Une preuve de plus, par les filtres solaires

 

Voici une image du Soleil, photographié avec un filtre solaire devant le télescope :

 

 

L’auteur de la photographie, Stéphane Dumont, membre de la Société Astronomique de la Montagne de Lure (SAML), vous détaillera le mode opératoire.

Evidemment des images de cette qualité nécessitent un télescope. Toutefois, il est indispensable de fixer devant l’ouverture du télescope un fort filtre, qui ne laisse passer qu’au plus un photon sur cent mille. Et même précaution pour protéger la petite lunette auxiliaire, appelée « chercheur ».

 

Le point majeur que nous allons explorer ici, est que ce fort filtre n’altère rien des qualités optiques du télescope, ni rien des propriétés optiques de l’ensemble [espace astronomique – télescope – capteur] ; de même que des lunettes de soleil bien faites n’altèrent rien de la pureté de l’air, ni de la vergence de votre œil.

 

A présent nous allons raisonner en deux temps, du plus simple au plus délicat :

  1. 1.Pour les filtres absorbants, tels que nos lunettes de soleil courantes, ou les filtres colorés, tels que le filtre rouge du temps de la photographie en noir et blanc, qui servait à assombrir le bleu du ciel, ou les filtres vert ou gris pour l’observation de la Lune sans être trop éblouis. 

  2. 2.Pour les filtres réfléchissants, tels que sont réalisés les filtres solaires afin de ne pas trop chauffer au Soleil. Nous apporterons alors les corrections au raisonnement précédent, et alors les phrases descriptives seront plus longues, plus difficiles à suivre. 

     

Redit différemment : ceux des photons qui n’ont pas été absorbés par le filtre non solaire n’ont jamais vu qu’il y avait un absorbant ; ceux des photons qui n’ont pas été non renvoyés ailleurs par le filtre-réflecteur solaire n’ont jamais vu qu’il y avait un réflecteur. Toutefois, ces faits expérimentaux universels ne cadrent pas avec la narrative hégémonique enseignée dans toutes les universités, selon laquelle les photons seraient des petits corpuscules, mais heureusement dotés de propriétés magiques, censées raccorder la narrative corpusculaire avec la réalité expérimentale, strictement ondulatoire.

 

 

La réalisation d’un filtre solaire, type Baader.

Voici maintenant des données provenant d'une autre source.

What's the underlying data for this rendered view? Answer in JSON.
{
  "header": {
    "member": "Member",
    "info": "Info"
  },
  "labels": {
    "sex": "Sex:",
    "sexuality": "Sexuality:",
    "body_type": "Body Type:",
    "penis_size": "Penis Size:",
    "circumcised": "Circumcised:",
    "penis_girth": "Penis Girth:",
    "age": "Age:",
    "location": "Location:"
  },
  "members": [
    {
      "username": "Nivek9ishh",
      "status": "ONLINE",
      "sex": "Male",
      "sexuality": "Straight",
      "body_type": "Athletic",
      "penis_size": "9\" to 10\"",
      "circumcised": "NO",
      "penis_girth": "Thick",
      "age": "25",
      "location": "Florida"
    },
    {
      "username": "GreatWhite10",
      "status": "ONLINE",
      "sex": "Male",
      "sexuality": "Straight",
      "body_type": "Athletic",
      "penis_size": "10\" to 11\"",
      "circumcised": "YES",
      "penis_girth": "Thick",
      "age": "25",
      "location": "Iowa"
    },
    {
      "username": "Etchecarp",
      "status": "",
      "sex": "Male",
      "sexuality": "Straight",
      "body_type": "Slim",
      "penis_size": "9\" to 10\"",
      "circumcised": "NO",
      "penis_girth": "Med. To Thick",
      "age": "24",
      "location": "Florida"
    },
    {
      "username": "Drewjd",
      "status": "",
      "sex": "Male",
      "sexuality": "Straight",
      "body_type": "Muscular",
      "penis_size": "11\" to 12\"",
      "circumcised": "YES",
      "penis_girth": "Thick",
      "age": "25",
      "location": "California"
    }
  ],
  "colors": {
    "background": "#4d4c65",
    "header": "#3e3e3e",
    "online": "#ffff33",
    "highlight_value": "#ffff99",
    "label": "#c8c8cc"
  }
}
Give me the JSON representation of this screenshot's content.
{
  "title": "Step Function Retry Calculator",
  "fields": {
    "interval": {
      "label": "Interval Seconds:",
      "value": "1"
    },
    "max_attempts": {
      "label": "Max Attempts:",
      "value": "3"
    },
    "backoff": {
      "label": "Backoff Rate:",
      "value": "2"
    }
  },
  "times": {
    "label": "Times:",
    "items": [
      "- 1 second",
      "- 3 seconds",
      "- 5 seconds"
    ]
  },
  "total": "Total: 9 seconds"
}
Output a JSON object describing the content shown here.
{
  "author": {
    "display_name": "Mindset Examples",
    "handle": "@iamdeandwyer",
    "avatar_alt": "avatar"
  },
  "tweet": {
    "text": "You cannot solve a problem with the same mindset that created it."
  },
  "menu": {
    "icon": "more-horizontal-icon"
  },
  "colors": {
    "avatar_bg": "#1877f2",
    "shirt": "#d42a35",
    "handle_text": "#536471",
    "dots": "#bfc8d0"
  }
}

Ces filtres Baader ne sont pas absorbants mais métallisés et réfléchissants, sur une base mylar très mince et vulnérable. Ils n'absorbent pas, ce qui les ferait chauffer fort comme des objets noirs, mais réfléchissent au moins 99 999 photons pour un seul qu'ils transmettent. Avec les défauts de planéité que vous allez voir, énormes, ces films ne sont certes pas de "bons" miroirs optiques : on ne leur en demande pas tant.

Ici devant le télescope :
 

Et en microphysique transactionnelle ?

Par opposition avec la narrative hégémonique, voici la définition transactionnelle du photon :

 

Tout photon a un absorbeur.

Plus généralement, toute onde individuelle a un émetteur et un absorbeur.

 

Un photon est une transaction réussie entre trois partenaires : un émetteur, un absorbeur, et l’espace qui les sépare ou les milieux transparents ou semi-transparents qui les séparent, qui transfère par des moyens électromagnétiques un quantum de bouclage h, et respectivement une impulsion-énergie dont la valeur dépend des repères respectifs de l’émetteur et de l’absorbeur.

 

Complication n° 1 : en diffusion Rayleigh, la transaction est à cinq partenaires : émetteur, absorbeur, molécule de diazote pinçante et virante, et avec recul, et les deux espaces intermédiaires traversés.

 

Complication n° 2 : Une expérience de type Aspect est aussi à cinq partenaires, avec deux absorbeurs pour un seul émetteur de deux photons.

 

Complication n° 3 : C’est la différence entre deux états stationnaires de l’émetteur ou de l’absorbeur (ou des deux) qui fixe la transaction photonique à un quantum de bouclage de Planck h, via les solutions de l’équation d’onde de matière de Schrödinger ; mais si ni l’émetteur ni l’absorbeur ne sont tenus par des états stationnaires, par exemple l’électron dans un synchrotron côté émission, ou dans un microscope électronique, alors quel miracle peut bien obtenir la seconde quantification (du champ), traditionnellement postulée par l’église officielle ? Nous n’avons pas la réponse.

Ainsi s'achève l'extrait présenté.